Learning Prompt with Distribution-Based Feature Replay for Few-Shot Class-Incremental Learning

Few-shot Class-Incremental Learning (FSCIL) aims to continuously learn new classes based on very limited training data without forgetting the old ones encountered. Existing studies solely relied on pure visual networks, while in this paper we solved FSCIL by leveraging the Vision-Language model (e.g., CLIP) and propose a simple yet effective framework, named Learning Prompt with Distribution-based Feature Replay (LP-DiF). We observe that simply using CLIP for zero-shot evaluation can substantially outperform the most influential methods. Then, prompt tuning technique is involved to further improve its adaptation ability, allowing the model to continually capture specific knowledge from each session. To prevent the learnable prompt from forgetting old knowledge in the new session, we propose a pseudo-feature replay approach. Specifically, we preserve the old knowledge of each class by maintaining a feature-level Gaussian distribution with a diagonal covariance matrix, which is estimated by the image features of training images and synthesized features generated from a VAE. When progressing to a new session, pseudo-features are sampled from old-class distributions combined with training images of the current session to optimize the prompt, thus enabling the model to learn new knowledge while retaining old knowledge. Experiments on three prevalent benchmarks, i.e., CIFAR100, mini-ImageNet, CUB-200, and two more challenging benchmarks, i.e., SUN-397 and CUB-200$^*$ proposed in this paper showcase the superiority of LP-DiF, achieving new state-of-the-art (SOTA) in FSCIL. Code is publicly available at https://github.com/1170300714/LP-DiF.

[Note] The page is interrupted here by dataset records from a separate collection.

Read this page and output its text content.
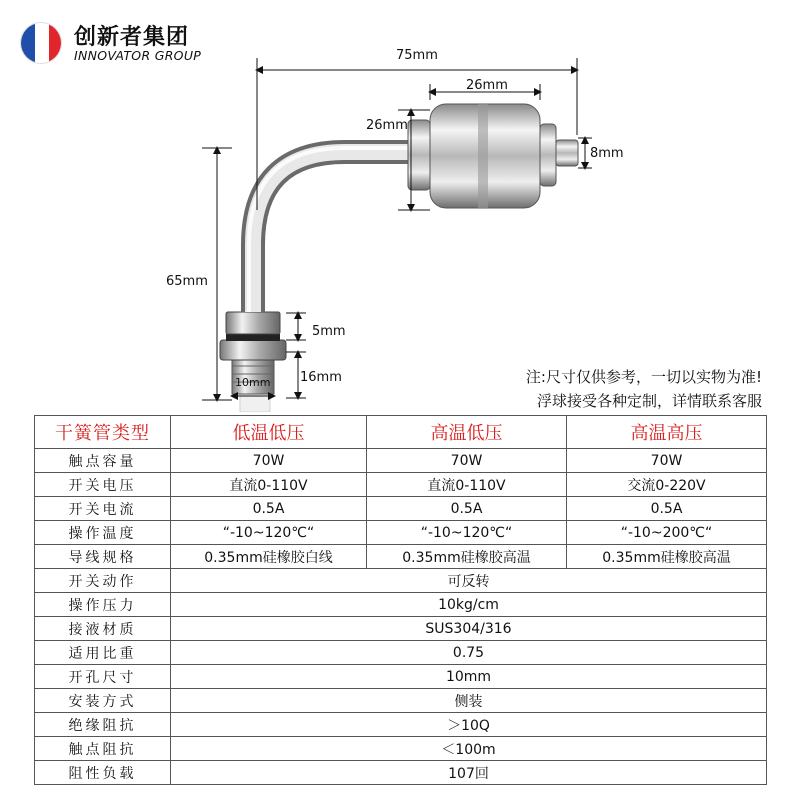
创新者集团
INNOVATOR GROUP	75mm
26mm
26mm
8mm
65mm
5mm
16mm
10mm	注:尺寸仅供参考，一切以实物为准!
浮球接受各种定制，详情联系客服
干簧管类型	低温低压	高温低压	高温高压
触点容量	70W	70W	70W
开关电压	直流0-110V	直流0-110V	交流0-220V
开关电流	0.5A	0.5A	0.5A
操作温度	“-10~120℃“	“-10~120℃“	“-10~200℃“
导线规格	0.35mm硅橡胶白线	0.35mm硅橡胶高温	0.35mm硅橡胶高温
开关动作	可反转		
操作压力	10kg/cm		
接液材质	SUS304/316		
适用比重	0.75		
开孔尺寸	10mm		
安装方式	侧装		
绝缘阻抗	＞10Q		
触点阻抗	＜100m		
阻性负载	107回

翻译：小样本类增量学习旨在基于极少的训练数据持续学习新类别，同时不遗忘已学习的旧类别。现有研究仅依赖纯视觉网络，而本文通过利用视觉-语言模型（如CLIP）解决FSCIL问题，并提出一种简单有效的框架——基于分布特征重放的提示学习（LP-DiF）。我们发现，直接使用CLIP进行零样本评估即可显著超越最具影响力的方法。随后引入提示调优技术以进一步提升其适应能力，使模型能够持续从每个会话中捕获特定知识。为防止可学习提示在新会话中遗忘旧知识，我们提出一种伪特征重放方法。具体而言，我们通过维护一个特征级高斯分布（采用对角协方差矩阵）来保存每个类别的旧知识，该分布由训练图像的图像特征和变分自编码器生成的合成特征共同估计。进入新会话时，从旧类别分布中采样伪特征，并结合当前会话的训练图像优化提示，从而使模型在学习新知识的同时保留旧知识。在三个主流基准（CIFAR100、mini-ImageNet、CUB-200）及本文提出的两个更具挑战性基准（SUN-397和CUB-200$^*$）上的实验表明，LP-DiF展现了优越性，在FSCIL中取得了新的最优性能。代码已开源：https://github.com/1170300714/LP-DiF。